Calculate real GDP from nominal GDP and the GDP deflator. Remove inflation to compare economic output across years. Free real GDP calculator.

## What this calculates

Convert nominal GDP to real GDP by adjusting for inflation using the GDP deflator. Real GDP lets you compare economic output across different years without price level changes distorting the picture.

## Inputs

- **Nominal GDP** ($) — min 0 — GDP measured at current market prices (in dollars).
- **GDP Deflator** — min 1, max 1000 — Price index for the current year (base year = 100).

## Outputs

- **Real GDP** — formatted as currency — GDP adjusted for inflation in base-year dollars.
- **Inflation Adjustment** — formatted as percentage — Percentage difference between nominal and real GDP.
- **Price Level Change** — formatted as percentage — How much prices have changed since the base year.

## Details

Real GDP strips out the effect of inflation so you can see whether an economy actually produced more goods and services, or if the numbers just went up because prices did. The formula is: Real GDP = (Nominal GDP / GDP Deflator) x 100.

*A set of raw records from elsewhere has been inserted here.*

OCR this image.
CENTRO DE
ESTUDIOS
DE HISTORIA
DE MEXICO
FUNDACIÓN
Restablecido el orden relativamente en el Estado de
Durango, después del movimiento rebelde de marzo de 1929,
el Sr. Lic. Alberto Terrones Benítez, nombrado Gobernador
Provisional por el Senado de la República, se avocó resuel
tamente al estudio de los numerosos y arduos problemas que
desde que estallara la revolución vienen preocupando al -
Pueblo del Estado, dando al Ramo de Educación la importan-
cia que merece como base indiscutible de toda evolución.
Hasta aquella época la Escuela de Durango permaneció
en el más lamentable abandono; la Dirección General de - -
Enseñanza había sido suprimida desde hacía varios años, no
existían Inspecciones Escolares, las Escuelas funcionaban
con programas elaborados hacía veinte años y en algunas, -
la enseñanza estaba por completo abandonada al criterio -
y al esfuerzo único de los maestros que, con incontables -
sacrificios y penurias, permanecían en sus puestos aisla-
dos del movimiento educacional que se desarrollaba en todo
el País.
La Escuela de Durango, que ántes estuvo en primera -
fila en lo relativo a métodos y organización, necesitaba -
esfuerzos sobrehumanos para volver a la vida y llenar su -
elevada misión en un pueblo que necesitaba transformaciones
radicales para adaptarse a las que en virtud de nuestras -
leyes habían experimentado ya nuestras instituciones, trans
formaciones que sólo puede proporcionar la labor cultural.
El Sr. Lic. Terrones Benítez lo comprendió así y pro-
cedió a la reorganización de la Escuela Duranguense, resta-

The GDP deflator is a price index that measures the overall price level of all goods and services produced in the economy. The base year is set to 100. A deflator of 120 means prices are 20% higher than the base year. Unlike the Consumer Price Index (CPI), the GDP deflator covers all domestically produced goods and services, not just a fixed basket of consumer items.

For example, if nominal GDP is $27 trillion and the GDP deflator is 120, then real GDP is $22.5 trillion in base-year dollars. The $4.5 trillion difference represents the portion of GDP growth attributable to price increases rather than actual production increases.

Economists, policymakers, and investors use real GDP to track genuine economic growth, compare living standards over time, and make policy decisions about interest rates and government spending.

## Frequently Asked Questions

**Q: What is the difference between nominal and real GDP?**

A: Nominal GDP measures economic output at current market prices, so it includes both changes in production and changes in prices. Real GDP adjusts for inflation by using constant base-year prices, isolating the actual change in production. If nominal GDP grows by 5% but inflation is 3%, real GDP growth is roughly 2%. Real GDP is the better measure for tracking whether an economy is actually growing.

**Q: What is the GDP deflator and where do I find it?**

A: The GDP deflator is a price index that covers all goods and services produced domestically. It is calculated as (Nominal GDP / Real GDP) x 100, with the base year set to 100. You can find it from the Bureau of Economic Analysis (BEA) at bea.gov, the World Bank, or the Federal Reserve Economic Data (FRED) database. The current base year used by the BEA is 2017.

**Q: How is the GDP deflator different from CPI?**

A: The GDP deflator and CPI both measure price changes, but they differ in scope and methodology. CPI tracks a fixed basket of consumer goods and services and includes imported goods. The GDP deflator covers all domestically produced goods and services (including business investment and government spending) and its basket changes as production patterns change. They often show similar trends but can diverge when import prices shift or the composition of output changes.

**Q: Can real GDP be higher than nominal GDP?**

A: Yes. When the GDP deflator is below 100, it means prices are lower than the base year, and real GDP will be higher than nominal GDP. This happens when looking at years before the base year. For example, if the base year is 2017, then 2010's real GDP (in 2017 dollars) will typically be higher than its nominal GDP because prices were lower in 2010 than in 2017.